DUMP Dump the contents of a relation to the screen.
EXPLAIN Display the MapReduce execution plans.

User-defined functions

Although Pig is powerful and useful in the context explored in this article, it can be made even more powerful through user-defined functions (UDFs). Pig scripts can use functions that you define for things such as parsing input data or formatting output data and even operators. UDFs are written in the Java language and permit Pig to support custom processing. UDFs are the way to extend Pig into your particular application domain. You can learn more about the development of UDFs in Related topics.

Pig users

As you can see from this short article, Pig is a powerful tool for querying data in a Hadoop cluster. It’s so powerful that Yahoo! estimates that between 40% and 60% of its Hadoop workloads are generated from Pig Latin scripts. With 100,000 CPUs at Yahoo! and roughly 50% running Hadoop, that’s a lot of pigs running around.
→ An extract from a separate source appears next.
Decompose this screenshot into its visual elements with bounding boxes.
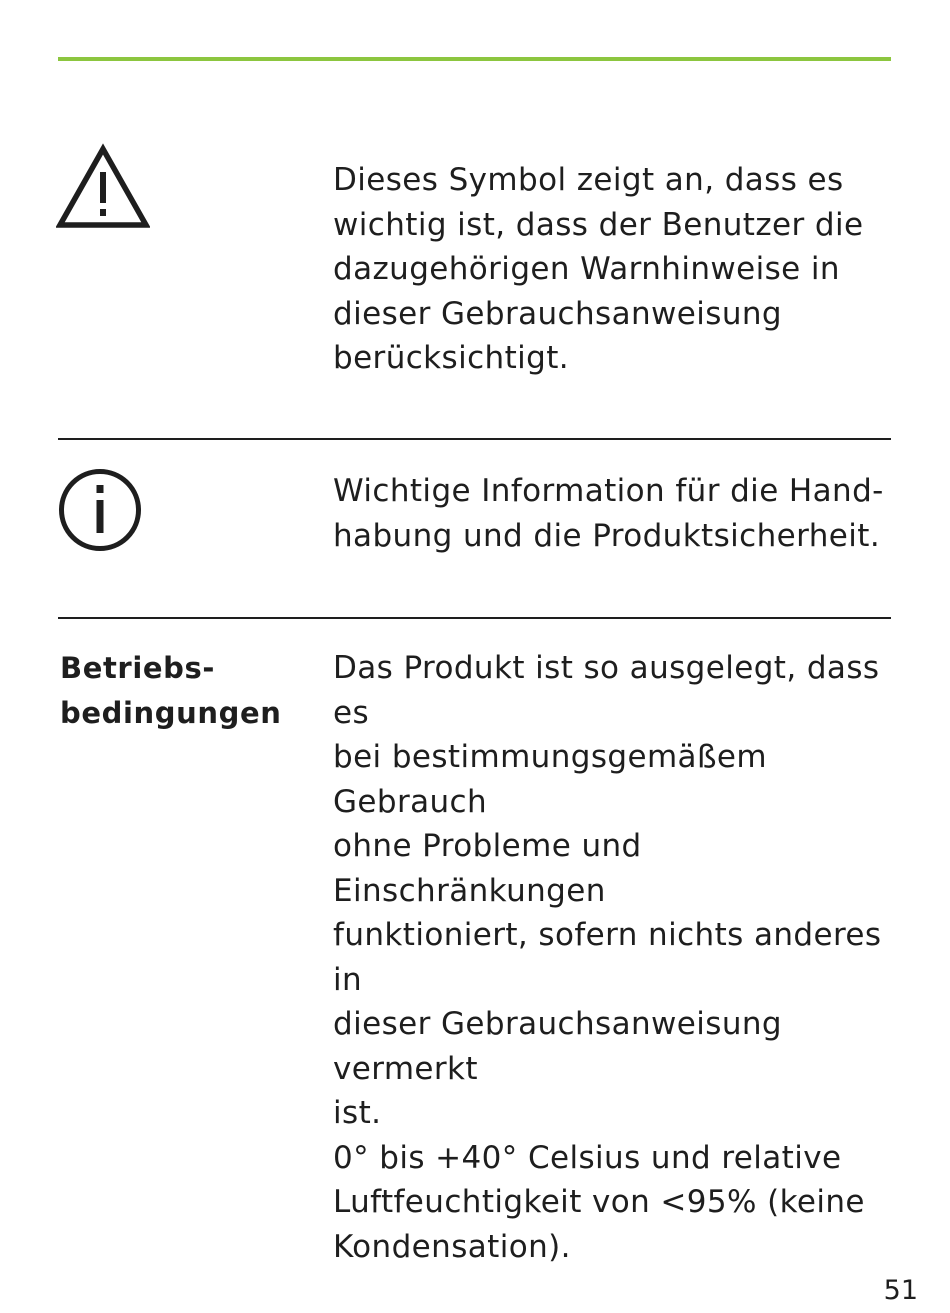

But Yahoo! isn’t the only organization taking advantage of Pig. You’ll find Pig at Twitter (processing logs, mining tweet data); at AOL and MapQuest (for analytics and batch data processing); and at LinkedIn, where Pig is used to discover people you might know. Ebay is reportedly using Pig for search optimization, and adyard uses Pig in about half of its recommender system.

Going forward

Nothing short of a book can enumerate the power behind Pig for processing big data. Pig makes it easy, even for non-developers, to perform big data processing on a Hadoop cluster. Pig was originally developed by Yahoo! in 2006 and shortly thereafter moved into the Apache Software Foundation so that it could be used globally. That move was a result of Yahoo! researchers’ recognition of the power that Pig provided to non-developers. As Hadoop grows in popularity as an infrastructure, it’s the Hadoop ecosystem that will change the face of big data and its ever-growing use.